L’islam, religion du juste milieu?

Dakarmidi – Face à la montée massive des intégrismes qui se réclament de l’islam, les croyants habités par un islam de concorde et de paix ont le souci de clamer que l’islam authentique, celui qui a dominé dans l’histoire de l’humanité, est un islam de l’ouverture, de la tolérance, loin des excès, des outrances des « ultras ». On trouve tout un discours, chez les intellectuels, au sein d’une partie des religieux, dans le monde politique et dans les masses, selon lequel l’islam est « la religion du juste milieu » En référence à un verset du Coran (2-143) lui donne tout son poids :

« Et aussi Nous avons fait de vous une communauté de justes pour que vous soyez témoins aux gens, comme le Messager sera témoin à vous. Et Nous n’avions établi la direction (Qibla) vers laquelle tu te tournais que pour savoir qui suit le Messager (Muhammad) et qui s’en retourne sur ses talons. C’était un changement difficile, mais pas pour ceux qu’Allah guide. Et ce n’est pas Allah qui vous fera perdre [la récompense de] votre foi, car Allah, certes est Compatissant et Miséricordieux pour les hommes».

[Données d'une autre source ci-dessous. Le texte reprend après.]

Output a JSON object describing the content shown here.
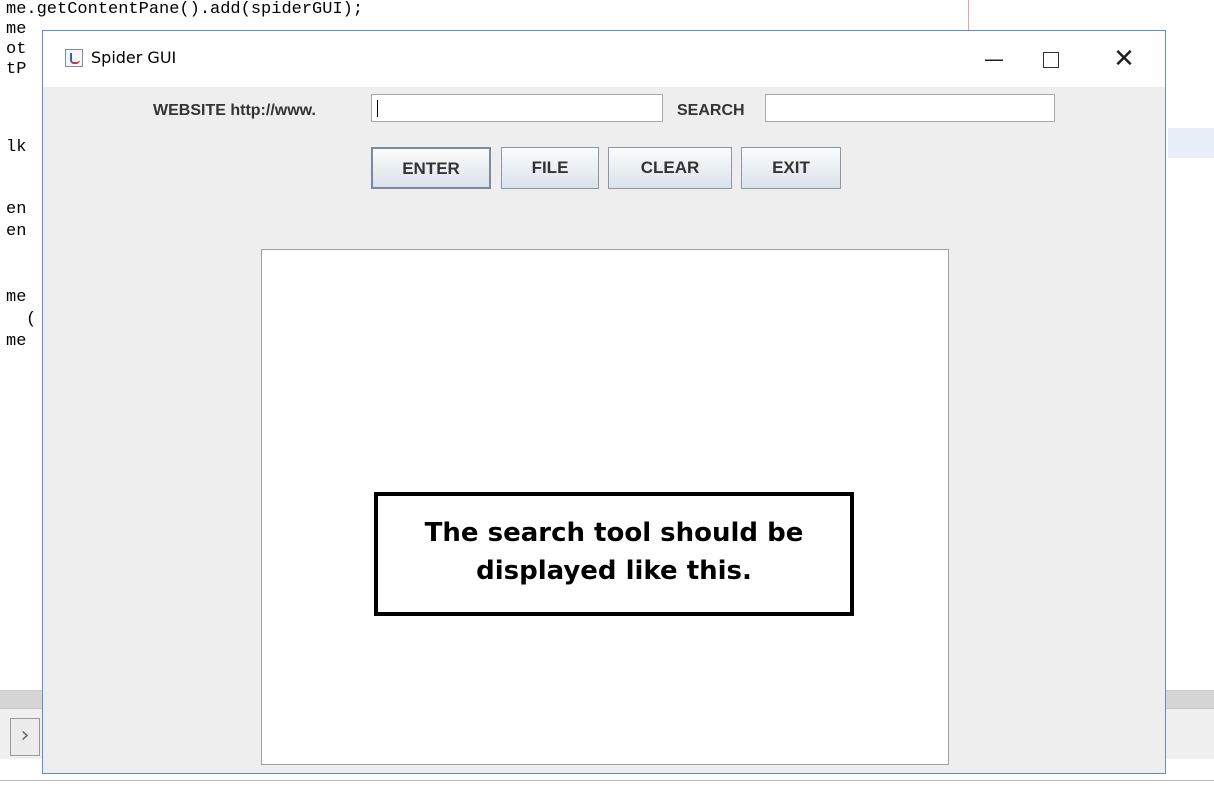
{
  "background_code": {
    "lines": [
      "me.getContentPane().add(spiderGUI);",
      "me",
      "ot",
      "tP",
      "lk",
      "en",
      "en",
      "me",
      "(",
      "me"
    ]
  },
  "window": {
    "title": "Spider GUI",
    "controls": {
      "minimize": "—",
      "maximize": "□",
      "close": "✕"
    }
  },
  "form": {
    "website_label": "WEBSITE http://www.",
    "website_value": "",
    "search_label": "SEARCH",
    "search_value": ""
  },
  "buttons": {
    "enter": "ENTER",
    "file": "FILE",
    "clear": "CLEAR",
    "exit": "EXIT"
  },
  "callout": {
    "line1": "The search tool should be",
    "line2": "displayed like this."
  },
  "colors": {
    "window_border": "#5a8fd4",
    "window_bg": "#eeeeee",
    "button_border": "#8b96a6"
  },
  "icons": {
    "app": "java-cup-icon",
    "expand": "chevron-right-icon"
  }
}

Ce discours est louable dans ses intentions. C’est à l’analyse qu’il déroute le chercheur. Car en creusant un peu, l’on constate qu’il repose sur une lecture erronée et une utilisation contreproductive du texte coranique. En effet, ce discours fait fi du contexte littéraire du verset susmentionné, lequel est celui d’une grande polémique avec les Juifs de Médine. Il s’appuie, de surcroit, sur une compréhension anachronique des mots du verset utilisé.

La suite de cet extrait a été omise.